Myelin loss might be prevented by astrocytes, a brain cell that regulates myelin’s thickness in coating nerve fibers to support the proper transmission of nerve signals, after astrocytes were seen to block an enzyme called thrombin in a study from the National Institutes of Health (NIH).
Its researchers suggest that approved medications to inhibit thrombin might work to stabilize myelin and possibly slow or stop its loss in diseases like multiple sclerosis (MS). They are now testing this hypothesis in mouse models of MS.
The study, ”Regulation of myelin structure and conduction velocity by perinodal astrocytes” was published in the journal Proceedings of the National Academy of Sciences of the United States of America.
Myelin, the fat-rich substance that wraps around nerve fibers (axons), works to insulate and increase the velocity of the signals relayed by nerve cells. Gaps between segments of myelin, called nodes of Ranvier, also work to amplify these signals.
Myelin layers are currently considered static once formed, maintaining the same mature structure throughout a person’s life. However, this study found the mature myelin sheath is dynamic, and can become thinner or thicker through the action of astrocytes working to regulate transmission speed.
“Scientists used to think that myelin could not be thinned except when destroyed in demyelinating diseases, such as multiple sclerosis,” R. Douglas Fields, PhD, a section chief at the NIH’s Eunice Kennedy Shriver National Institute of Child Health and Human Development (NICHD) and the study’s senior author of the study, said in as news release.
“Our study suggests that under normal conditions, the myelin sheath and structure of the nodes of Ranvier are dynamic, even in adults,” Fields added.
Nerve impulses must travel and arrive at relay points extremely quickly for effective connection and communication between brain regions. The speed of these impulses “is critical for optimal neural circuit function, but it is unclear how the appropriate conduction velocity is established,” the researchers wrote.
Their goal was “to understand how myelin, and the cells that regulate it, help synchronize signals that come from different areas of the brain,” said Dipankar Dutta, PhD, an NICHD researcher and lead author of the study.

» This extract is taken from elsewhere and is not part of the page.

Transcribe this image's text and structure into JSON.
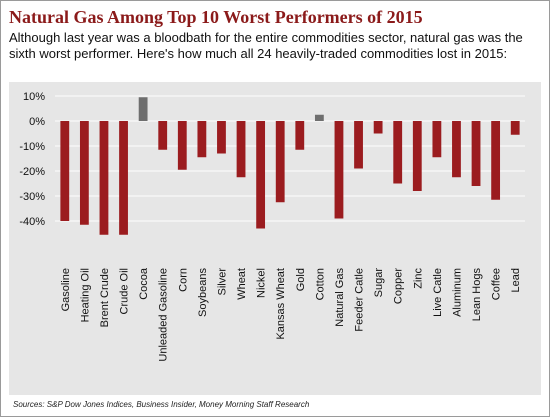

Focusing on perinodal astrocytes, which connect to nodes of Ranvier, and experimenting with mice and rats, the researchers saw that astrocytes are able to prevent myelin loss — thinning — by releasing molecules that inhibit an enzyme called thrombin.
Thrombin cuts adhesion molecules that connect myelin to nerve fibers, so as to trigger the detachment of myelin layers from an axon. This enzyme also plays a key role in blood coagulation, promoting the formation and cross-linking of fibrin to form a clot.

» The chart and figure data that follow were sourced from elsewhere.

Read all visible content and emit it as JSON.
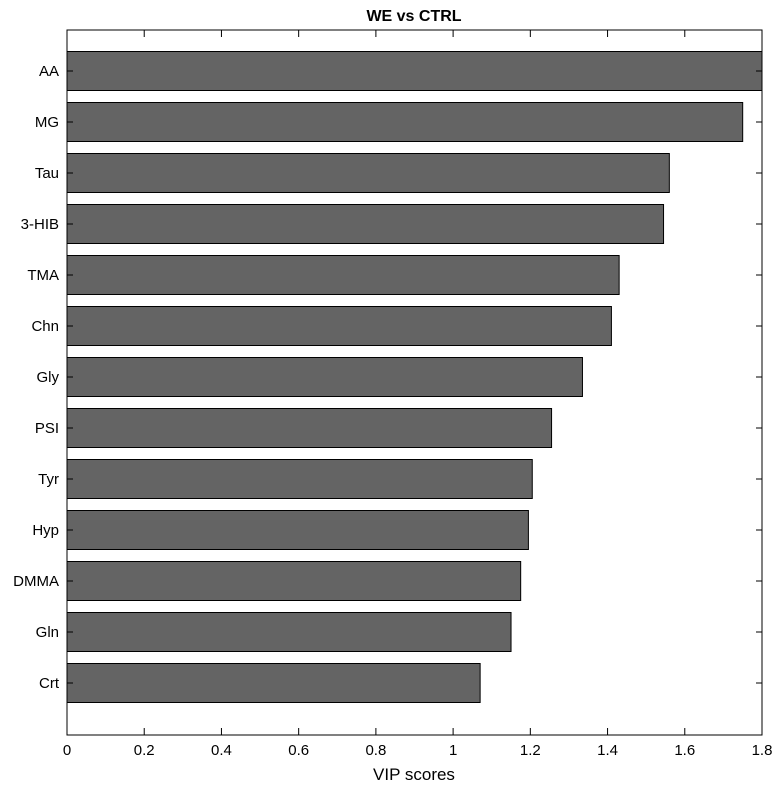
{
  "chart_data": {
    "type": "bar",
    "orientation": "horizontal",
    "title": "WE vs CTRL",
    "xlabel": "VIP scores",
    "ylabel": "",
    "categories": [
      "AA",
      "MG",
      "Tau",
      "3-HIB",
      "TMA",
      "Chn",
      "Gly",
      "PSI",
      "Tyr",
      "Hyp",
      "DMMA",
      "Gln",
      "Crt"
    ],
    "values": [
      1.8,
      1.75,
      1.56,
      1.545,
      1.43,
      1.41,
      1.335,
      1.255,
      1.205,
      1.195,
      1.175,
      1.15,
      1.07
    ],
    "xlim": [
      0,
      1.8
    ],
    "xticks": [
      "0",
      "0.2",
      "0.4",
      "0.6",
      "0.8",
      "1",
      "1.2",
      "1.4",
      "1.6",
      "1.8"
    ],
    "grid": false,
    "legend": "none",
    "colors": {
      "bar_fill": "#646464",
      "bar_stroke": "#000000",
      "axis": "#000000",
      "background": "#ffffff"
    }
  }
}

When researchers blocked the ability of perinodal astrocytes to inhibit thrombin, myelin sheaths thinned and nodes of Ranvier widened. These alterations significantly diminished the velocity of nerve impulse transmission, enough to impair reflexes in the mice analyzed.
The findings suggest that astrocytes, by regulating the thickness of the myelin sheath, also regulate the velocity of signal speed — so to have an important role in how the brain processes information.
Based on their findings, the researchers believe that medications — anticoagulants — able to inhibit thrombin may help to stabilize myelin around nerve fibers in people with myelin loss (demyelination), like MS patients.
A number of thrombin inhibitors are approved by the U.S. Food and Drug Administration (FDA) to prevent blot clots from forming and traveling to blood vessels — conditions known as arterial and venous thrombosis. The research team is evaluating if these medications may be protective of myelin in a mouse model of MS.